Pada penutupan perdagangan saham Selasa (1/4/2008), IHSG anjlok 54,050 poin (2,21%) ke posisi 2.393,249. Pasar sebelumnya menduga inflasi Maret 2008 dikisaran 0,4-0,7%.

Namun inflasi Maret ternyata mencapai 0,95% dan year on year 8,17%. Inflasi year on year hingga Maret ini cukup mencemaskan karena telah melebihi target inflasi pemerintah 6,5%.  
Bursa regional ditutup bervariasi antara lain, Australia naik 0,09%, Hang Seng naik 1,26%, Nikkei naik 1,04%, Kosdaq turun 0,15%, Seoul turun0,1%, Shanghai turun 4,13%, STI Singapura naik 1,16% dan Taiwan turun 1,78%.

SCROLL TO CONTINUE WITH CONTENT

Indeks LQ-45 turun 13,426 poin (2,56%) ke posisi 511,987 dan Jakarta Islamic Index (JII) turun 8,008 poin (1,79%) ke level 440,416.

Perdagangan saham hari ini mencatat transaksi sebanyak 64.592 kali, dengan volume 3,347 miliar saham, senilai Rp 5,453 triliun. Sebanyak 46 saham naik, 156 saham turun dan 44 saham stagnan.

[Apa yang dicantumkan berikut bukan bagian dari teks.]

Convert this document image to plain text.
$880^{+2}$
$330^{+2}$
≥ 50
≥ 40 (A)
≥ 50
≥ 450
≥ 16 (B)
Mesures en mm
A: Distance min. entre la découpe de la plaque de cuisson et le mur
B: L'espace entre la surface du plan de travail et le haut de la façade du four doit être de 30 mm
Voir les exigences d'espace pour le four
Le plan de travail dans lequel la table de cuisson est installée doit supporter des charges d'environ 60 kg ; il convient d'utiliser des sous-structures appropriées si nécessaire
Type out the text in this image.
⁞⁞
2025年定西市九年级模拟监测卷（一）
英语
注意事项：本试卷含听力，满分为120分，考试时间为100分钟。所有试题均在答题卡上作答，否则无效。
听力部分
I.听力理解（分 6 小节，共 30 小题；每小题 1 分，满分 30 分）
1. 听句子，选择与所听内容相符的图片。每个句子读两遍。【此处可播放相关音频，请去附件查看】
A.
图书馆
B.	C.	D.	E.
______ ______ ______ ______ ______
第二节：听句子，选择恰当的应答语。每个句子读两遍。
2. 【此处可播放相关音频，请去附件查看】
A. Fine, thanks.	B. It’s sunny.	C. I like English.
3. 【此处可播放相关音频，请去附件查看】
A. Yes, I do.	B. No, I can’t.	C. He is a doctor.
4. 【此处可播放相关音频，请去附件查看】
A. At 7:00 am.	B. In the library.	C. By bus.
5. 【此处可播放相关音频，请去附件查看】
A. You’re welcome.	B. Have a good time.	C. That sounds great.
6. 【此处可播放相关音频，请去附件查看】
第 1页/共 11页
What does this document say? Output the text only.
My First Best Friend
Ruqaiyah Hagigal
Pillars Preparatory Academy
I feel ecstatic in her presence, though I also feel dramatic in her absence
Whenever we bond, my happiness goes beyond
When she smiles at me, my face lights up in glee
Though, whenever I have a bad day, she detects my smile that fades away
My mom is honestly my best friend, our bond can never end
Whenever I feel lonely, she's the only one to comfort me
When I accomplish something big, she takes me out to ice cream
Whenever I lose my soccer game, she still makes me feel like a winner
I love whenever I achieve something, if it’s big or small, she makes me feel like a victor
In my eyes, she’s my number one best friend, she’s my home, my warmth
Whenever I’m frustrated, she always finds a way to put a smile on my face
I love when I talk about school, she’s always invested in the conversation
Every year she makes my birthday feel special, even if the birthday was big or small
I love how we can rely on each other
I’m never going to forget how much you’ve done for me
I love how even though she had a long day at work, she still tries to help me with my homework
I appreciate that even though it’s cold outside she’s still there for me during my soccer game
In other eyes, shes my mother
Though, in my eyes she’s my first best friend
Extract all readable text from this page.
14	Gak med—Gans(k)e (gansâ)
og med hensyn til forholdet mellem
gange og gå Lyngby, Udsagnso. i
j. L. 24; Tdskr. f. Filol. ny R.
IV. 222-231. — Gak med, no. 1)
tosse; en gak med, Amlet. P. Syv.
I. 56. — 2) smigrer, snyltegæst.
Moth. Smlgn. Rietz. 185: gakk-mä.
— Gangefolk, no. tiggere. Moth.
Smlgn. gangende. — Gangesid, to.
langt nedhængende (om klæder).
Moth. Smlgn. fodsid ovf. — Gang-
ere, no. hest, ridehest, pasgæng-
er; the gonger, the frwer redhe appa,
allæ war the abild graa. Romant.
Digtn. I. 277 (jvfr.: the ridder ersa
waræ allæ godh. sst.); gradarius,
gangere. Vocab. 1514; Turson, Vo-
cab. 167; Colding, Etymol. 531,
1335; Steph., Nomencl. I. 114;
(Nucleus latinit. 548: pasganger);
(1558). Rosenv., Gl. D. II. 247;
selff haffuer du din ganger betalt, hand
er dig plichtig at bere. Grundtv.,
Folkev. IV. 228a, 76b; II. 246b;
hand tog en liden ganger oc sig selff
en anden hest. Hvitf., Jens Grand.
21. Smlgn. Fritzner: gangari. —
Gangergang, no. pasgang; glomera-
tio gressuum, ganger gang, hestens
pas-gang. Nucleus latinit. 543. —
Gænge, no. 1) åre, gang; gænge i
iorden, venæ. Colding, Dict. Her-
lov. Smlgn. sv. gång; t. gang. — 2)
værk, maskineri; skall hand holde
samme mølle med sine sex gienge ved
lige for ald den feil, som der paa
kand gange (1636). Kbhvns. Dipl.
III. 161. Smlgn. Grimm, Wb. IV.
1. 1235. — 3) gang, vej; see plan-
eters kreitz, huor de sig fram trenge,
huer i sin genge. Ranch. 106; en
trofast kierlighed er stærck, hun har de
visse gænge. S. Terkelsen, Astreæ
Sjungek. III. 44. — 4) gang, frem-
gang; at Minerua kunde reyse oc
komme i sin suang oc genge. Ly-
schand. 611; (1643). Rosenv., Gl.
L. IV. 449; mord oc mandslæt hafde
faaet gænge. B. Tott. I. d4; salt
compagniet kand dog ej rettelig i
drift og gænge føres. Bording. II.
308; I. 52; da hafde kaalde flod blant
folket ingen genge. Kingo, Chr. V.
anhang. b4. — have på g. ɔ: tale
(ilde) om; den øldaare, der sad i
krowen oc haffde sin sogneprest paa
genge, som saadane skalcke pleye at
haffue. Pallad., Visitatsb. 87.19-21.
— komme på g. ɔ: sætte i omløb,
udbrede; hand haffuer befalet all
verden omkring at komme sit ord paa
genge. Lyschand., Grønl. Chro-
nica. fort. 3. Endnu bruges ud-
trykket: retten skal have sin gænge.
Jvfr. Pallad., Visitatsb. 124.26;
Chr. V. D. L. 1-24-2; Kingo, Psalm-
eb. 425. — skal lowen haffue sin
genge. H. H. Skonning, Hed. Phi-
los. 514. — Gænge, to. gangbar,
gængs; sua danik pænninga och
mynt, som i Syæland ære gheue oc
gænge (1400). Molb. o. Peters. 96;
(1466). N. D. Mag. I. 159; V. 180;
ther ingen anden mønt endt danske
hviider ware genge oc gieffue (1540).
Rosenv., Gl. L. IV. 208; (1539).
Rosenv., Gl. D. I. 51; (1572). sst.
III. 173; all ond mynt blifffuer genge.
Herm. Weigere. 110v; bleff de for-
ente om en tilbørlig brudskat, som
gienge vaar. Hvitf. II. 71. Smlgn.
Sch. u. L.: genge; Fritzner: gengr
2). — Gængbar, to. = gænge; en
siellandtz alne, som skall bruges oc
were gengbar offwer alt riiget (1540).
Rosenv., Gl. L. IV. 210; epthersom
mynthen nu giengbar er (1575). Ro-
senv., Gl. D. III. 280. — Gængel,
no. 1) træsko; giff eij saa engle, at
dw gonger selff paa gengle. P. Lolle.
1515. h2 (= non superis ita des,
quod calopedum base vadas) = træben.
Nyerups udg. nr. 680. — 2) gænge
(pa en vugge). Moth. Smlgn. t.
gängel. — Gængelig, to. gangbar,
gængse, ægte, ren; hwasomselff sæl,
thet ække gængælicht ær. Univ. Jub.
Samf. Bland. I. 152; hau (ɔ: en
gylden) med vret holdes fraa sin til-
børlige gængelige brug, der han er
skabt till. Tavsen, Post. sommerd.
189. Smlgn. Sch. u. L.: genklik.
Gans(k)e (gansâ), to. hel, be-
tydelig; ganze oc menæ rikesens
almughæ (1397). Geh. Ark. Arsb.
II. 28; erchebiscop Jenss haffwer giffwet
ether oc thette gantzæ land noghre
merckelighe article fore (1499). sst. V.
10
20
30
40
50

Saham-saham yang turun harganya antara lain, Astra Agro Lestari (AALI) turun Rp 1.900 menjadi Rp 23.950, Astra Internasional (ASII) turun Rp 1.300 menjadi Rp 22.950, Bumi Resources (BUMI) turun Rp 350 menjadi Rp 5.850, Bakrie Sumatra Plantation (UNSP) turun Rp 150 menjadi Rp 1.630 dan Aneka Tambang (ANTM) turun Rp 125 menjadi Rp 3.225.

Sedangkan saham-saham yang masih naik harganya antara lain, Timah (TINS) naik Rp 250 menjadi Rp 29.200, Barito Pacific (BRPT) naik Rp 100 menjadi Rp 1.640 dan Telkom (TLKM) naik Rp  50 menjadi Rp 9.700.